Modify the ck_tile gemm config

ThomasNing · vidyasagar-amd · commit ad15dfc4acc3 · 2025-10-15T18:38:35.000-07:00
diff --git a/example/ck_tile/17_grouped_gemm/README.md b/example/ck_tile/17_grouped_gemm/README.md
@@ -4,7 +4,7 @@ The `Grouped GEMM` operators are versions of GEMM that run multiple GEMM operati
 
 ### Preshuffle and Persistence
 
-The grouped GEMM examples include two advanced optimization features:
+The grouped GEMM examples include the following advanced optimization features:
 
 #### Weight Preshuffle
 Weight preshuffle is an optimization technique that reorganizes the B matrix (weights) in memory to improve data access patterns and reduce memory bandwidth requirements. This is particularly beneficial for inference workloads where the same weights are reused across multiple batches.

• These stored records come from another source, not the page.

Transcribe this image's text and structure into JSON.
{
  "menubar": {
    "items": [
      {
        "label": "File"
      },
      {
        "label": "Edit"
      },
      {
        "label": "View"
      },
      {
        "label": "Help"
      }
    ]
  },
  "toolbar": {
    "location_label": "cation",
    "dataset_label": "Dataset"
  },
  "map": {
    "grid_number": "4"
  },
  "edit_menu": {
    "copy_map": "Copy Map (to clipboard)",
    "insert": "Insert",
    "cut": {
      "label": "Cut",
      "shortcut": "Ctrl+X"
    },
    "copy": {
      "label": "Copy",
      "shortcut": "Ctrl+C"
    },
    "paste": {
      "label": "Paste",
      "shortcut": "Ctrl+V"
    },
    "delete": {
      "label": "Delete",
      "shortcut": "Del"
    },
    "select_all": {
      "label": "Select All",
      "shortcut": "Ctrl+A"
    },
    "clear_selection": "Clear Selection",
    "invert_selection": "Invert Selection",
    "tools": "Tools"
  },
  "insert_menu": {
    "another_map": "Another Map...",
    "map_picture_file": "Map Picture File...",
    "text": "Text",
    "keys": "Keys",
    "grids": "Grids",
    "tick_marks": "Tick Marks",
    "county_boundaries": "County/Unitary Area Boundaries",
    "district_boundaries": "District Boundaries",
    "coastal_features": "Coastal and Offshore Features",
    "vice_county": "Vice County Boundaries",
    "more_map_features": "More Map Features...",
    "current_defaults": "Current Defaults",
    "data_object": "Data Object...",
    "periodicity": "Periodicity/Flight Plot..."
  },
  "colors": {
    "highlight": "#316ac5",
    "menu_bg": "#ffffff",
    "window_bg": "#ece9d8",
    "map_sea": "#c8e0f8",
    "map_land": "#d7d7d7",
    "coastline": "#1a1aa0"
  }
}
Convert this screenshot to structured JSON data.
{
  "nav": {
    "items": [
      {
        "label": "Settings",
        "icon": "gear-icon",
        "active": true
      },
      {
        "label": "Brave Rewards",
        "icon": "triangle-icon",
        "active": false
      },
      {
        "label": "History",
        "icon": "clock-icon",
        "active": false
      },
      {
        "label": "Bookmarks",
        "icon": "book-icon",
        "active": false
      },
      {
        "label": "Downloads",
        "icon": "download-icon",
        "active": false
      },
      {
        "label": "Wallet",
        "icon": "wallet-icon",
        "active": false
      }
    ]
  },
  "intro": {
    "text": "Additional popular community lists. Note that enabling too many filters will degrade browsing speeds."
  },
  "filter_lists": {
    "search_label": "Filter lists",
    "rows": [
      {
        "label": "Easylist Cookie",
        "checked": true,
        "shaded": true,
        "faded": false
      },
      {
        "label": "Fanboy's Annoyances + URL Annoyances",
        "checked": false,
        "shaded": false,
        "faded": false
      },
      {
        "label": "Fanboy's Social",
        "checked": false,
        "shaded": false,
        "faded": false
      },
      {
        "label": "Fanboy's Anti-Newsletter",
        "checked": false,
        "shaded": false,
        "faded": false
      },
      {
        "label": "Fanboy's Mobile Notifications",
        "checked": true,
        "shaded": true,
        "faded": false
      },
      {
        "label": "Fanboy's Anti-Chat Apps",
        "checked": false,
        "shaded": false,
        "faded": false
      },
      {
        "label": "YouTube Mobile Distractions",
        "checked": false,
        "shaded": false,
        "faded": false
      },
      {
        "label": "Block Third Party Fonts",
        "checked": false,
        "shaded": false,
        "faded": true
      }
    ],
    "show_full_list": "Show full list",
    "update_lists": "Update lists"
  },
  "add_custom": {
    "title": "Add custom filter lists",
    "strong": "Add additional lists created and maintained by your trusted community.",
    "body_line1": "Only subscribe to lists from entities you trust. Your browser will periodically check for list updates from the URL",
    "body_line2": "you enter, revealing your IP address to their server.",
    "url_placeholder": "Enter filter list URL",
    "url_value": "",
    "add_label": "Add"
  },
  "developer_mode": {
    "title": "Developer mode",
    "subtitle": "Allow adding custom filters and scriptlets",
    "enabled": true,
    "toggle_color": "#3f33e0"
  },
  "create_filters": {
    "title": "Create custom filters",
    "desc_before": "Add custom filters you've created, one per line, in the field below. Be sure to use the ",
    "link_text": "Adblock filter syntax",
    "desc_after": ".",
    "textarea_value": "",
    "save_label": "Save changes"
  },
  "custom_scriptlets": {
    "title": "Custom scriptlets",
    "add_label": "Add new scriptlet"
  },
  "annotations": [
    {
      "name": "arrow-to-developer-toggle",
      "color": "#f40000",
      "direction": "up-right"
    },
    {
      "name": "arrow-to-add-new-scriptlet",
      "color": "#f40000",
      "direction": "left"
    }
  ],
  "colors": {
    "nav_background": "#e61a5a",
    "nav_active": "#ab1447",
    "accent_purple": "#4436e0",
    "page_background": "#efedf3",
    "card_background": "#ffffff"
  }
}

@@ -26,7 +26,7 @@ Multi-D operations extend the standard GEMM operation by supporting additional e
 - **Implementation**: Available in `grouped_gemm_multi_d.cpp`
 - **Operation**: E = C × D₀ × D₁ (where C = A × B is the standard GEMM result)
 - **Configuration**: Uses `GemmConfigV3`, `GemmConfigV4`, `GemmConfigMemory` template configuration with 2 D tensors
-- **Data Types**: Supports fp16 
+- **Data Types**: Supports fp16, fp8
 - **Benefits**: Enables complex operations like scaling, activation functions, or other elementwise transformations in a single kernel call
 - **Build Target**: `make tile_example_grouped_gemm_multi_d -j`
 
diff --git a/example/ck_tile/18_flatmm/README.md b/example/ck_tile/18_flatmm/README.md
@@ -18,15 +18,6 @@ $$
 
 - **FLATMM**: An alternative solution as the Preshuffled GEMM in /03_gemm
 
----
-
-## Tile Programming Model
-
-- **Tiles**: Each thread block processes a tile of $C$ for a given batch.
-- **Pipeline**: Modular, supports different memory/computation pipelines and flat/padded layouts.
-
----
-
 
 ---